I got my answer when your call came. The world, brought closer by internet, stood still with the shocking news of Probal’s death in a car crash. I kept on thinking of you and gathered that you were back in Kolkata and was working as a counsellor at a child development centre, incidentally run by a friend’s wife. I could not bring myself to call you in spite of having your number.

Finally you made the much awaited call and I boarded the plane to meet you in the rains.

Nilanjana’s Diary
7th July, 2012

It was raining, I could hear the hum of raindrops outside. Deep within me there was a silent downpour with the untying of each knotted emotion. I lifted the shutters of the window and found the rain blurring my sight, effacing all boundaries and I thought of you.

The house was quiet, only Dadabhai was playing raga Gaud Malhar on his sarod. His notes rippled through the night and while eddying in my heart stirred up feelings that had been put to rest. I pushed open the window, a cool breeze gushed in like you, caressing my face. Your uncle’s house stood in silence. They do not live here anymore, the house, like an old album has remained; hoarding our memories.

Riku was sleeping soundly on the bed, I pulled his sheet over him. While looking at him something from deep within welled up and filled my eyes. After all, Probal’s death was more of a loss for Riku, than for me. I was already a loser when Probal died. I felt sorry as I looked at my son’s sleeping face.

When Riku was born, he filled our world with a strange kind of happiness. Life had never looked so beautiful earlier. Our days and nights were bathed in rainbow hues till he joined a Montessori school nearby and we were told that he had difficulty in following instructions. Later the term ‘autism’ gatecrashed into our lives.

Gradually my life changed, he had to be sent to a special school and I too had to learn the ways to handle him. Riku was a happy child, living life in his own rhythm and gradually after patient stitching and re-stitching of my frayed weary nerves, I learnt his ways and later could teach him too. My love, strong and adamant, forced its way through while Probal’s being demanding and conditional; lost itself midway. For him it was a huge disappointment.

As I got more and more involved with Riku, Probal got busier in his own world. He used to take us out for dinners and bring home gifts from abroad as earlier, but somewhere, a distance like a dark shadow was growing between him and us. I used to feel left behind initially but gradually I got used to it. The estrangement; like a layer of dust had settled in.

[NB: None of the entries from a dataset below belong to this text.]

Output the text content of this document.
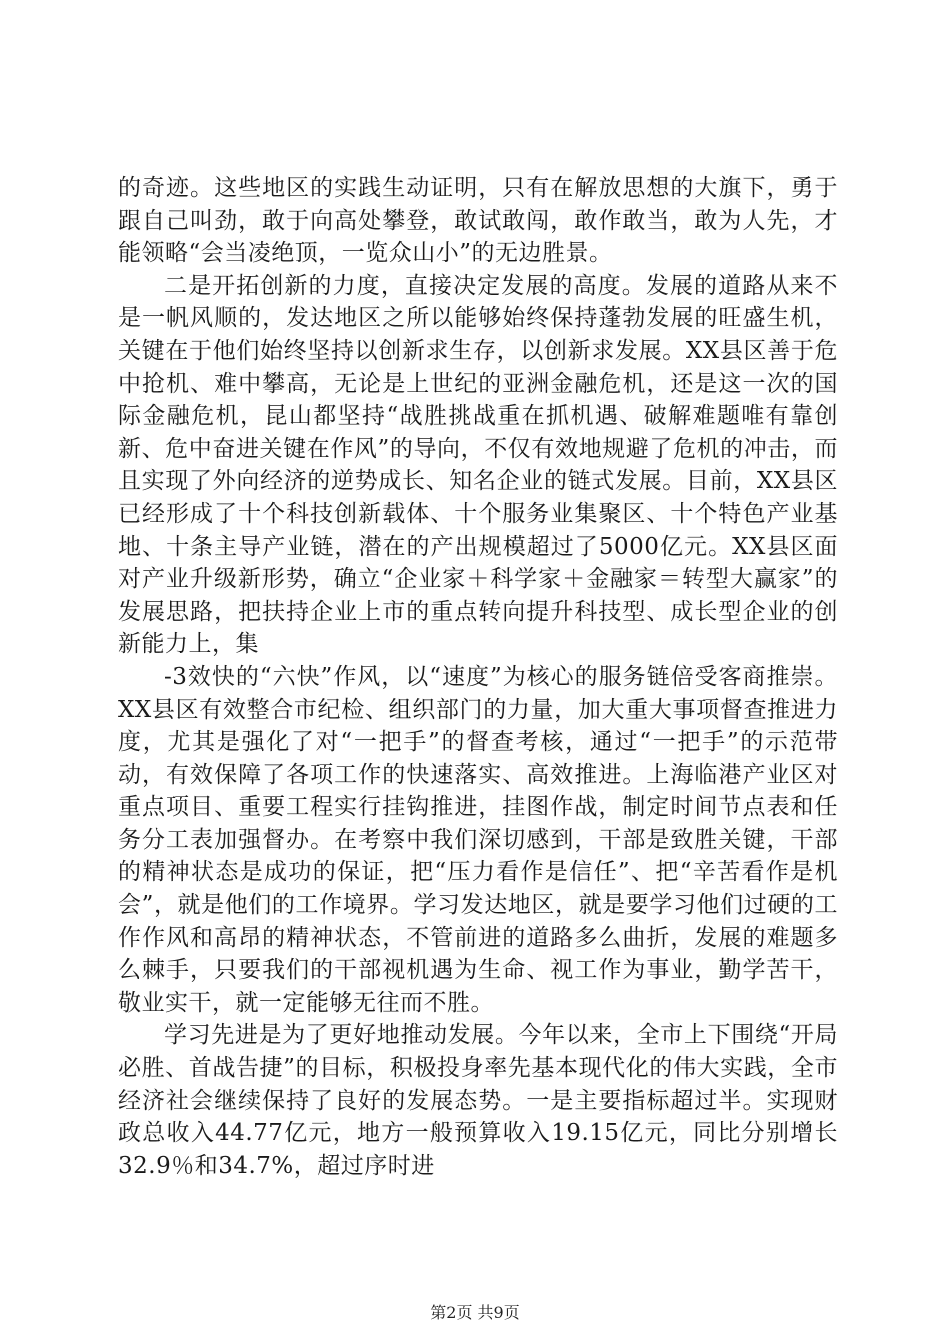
的奇迹。这些地区的实践生动证明，只有在解放思想的大旗下，勇于跟自己叫劲，敢于向高处攀登，敢试敢闯，敢作敢当，敢为人先，才能领略“会当凌绝顶，一览众山小”的无边胜景。

二是开拓创新的力度，直接决定发展的高度。发展的道路从来不是一帆风顺的，发达地区之所以能够始终保持蓬勃发展的旺盛生机，关键在于他们始终坚持以创新求生存，以创新求发展。XX县区善于危中抢机、难中攀高，无论是上世纪的亚洲金融危机，还是这一次的国际金融危机，昆山都坚持“战胜挑战重在抓机遇、破解难题唯有靠创新、危中奋进关键在作风”的导向，不仅有效地规避了危机的冲击，而且实现了外向经济的逆势成长、知名企业的链式发展。目前，XX县区已经形成了十个科技创新载体、十个服务业集聚区、十个特色产业基地、十条主导产业链，潜在的产出规模超过了5000亿元。XX县区面对产业升级新形势，确立“企业家＋科学家＋金融家＝转型大赢家”的发展思路，把扶持企业上市的重点转向提升科技型、成长型企业的创新能力上，集

-3效快的“六快”作风，以“速度”为核心的服务链倍受客商推崇。XX县区有效整合市纪检、组织部门的力量，加大重大事项督查推进力度，尤其是强化了对“一把手”的督查考核，通过“一把手”的示范带动，有效保障了各项工作的快速落实、高效推进。上海临港产业区对重点项目、重要工程实行挂钩推进，挂图作战，制定时间节点表和任务分工表加强督办。在考察中我们深切感到，干部是致胜关键，干部的精神状态是成功的保证，把“压力看作是信任”、把“辛苦看作是机会”，就是他们的工作境界。学习发达地区，就是要学习他们过硬的工作作风和高昂的精神状态，不管前进的道路多么曲折，发展的难题多么棘手，只要我们的干部视机遇为生命、视工作为事业，勤学苦干，敬业实干，就一定能够无往而不胜。

学习先进是为了更好地推动发展。今年以来，全市上下围绕“开局必胜、首战告捷”的目标，积极投身率先基本现代化的伟大实践，全市经济社会继续保持了良好的发展态势。一是主要指标超过半。实现财政总收入44.77亿元，地方一般预算收入19.15亿元，同比分别增长32.9％和34.7%，超过序时进

第2页 共9页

In the meantime, Riku was doing very well in school. When I gave Probal this heartening piece of news he looked at me in a strange way; as if what I said was highly amusing; what good can an autistic child do? He would never become ‘junior’, never another Probal. I knew from the look in his eyes that our worlds were different. Riku was the cause of this rift and at the same time the sole reason why I stayed back with him. Riku needed a father and I needed his financial support to bring up Riku.

You were far away from my life Arin. I had learnt that you were single. It had puzzled me since I thought you must have been seeing someone as you did not reply to my letter. When I met you at the Sinha’s I could see the flickering flame of old feelings in your eyes. Your eyes made me believe that our love was true. My memories, like crushed petals beneath ravenous time exuded a lovely fragrance, and by and by everything surged back to me.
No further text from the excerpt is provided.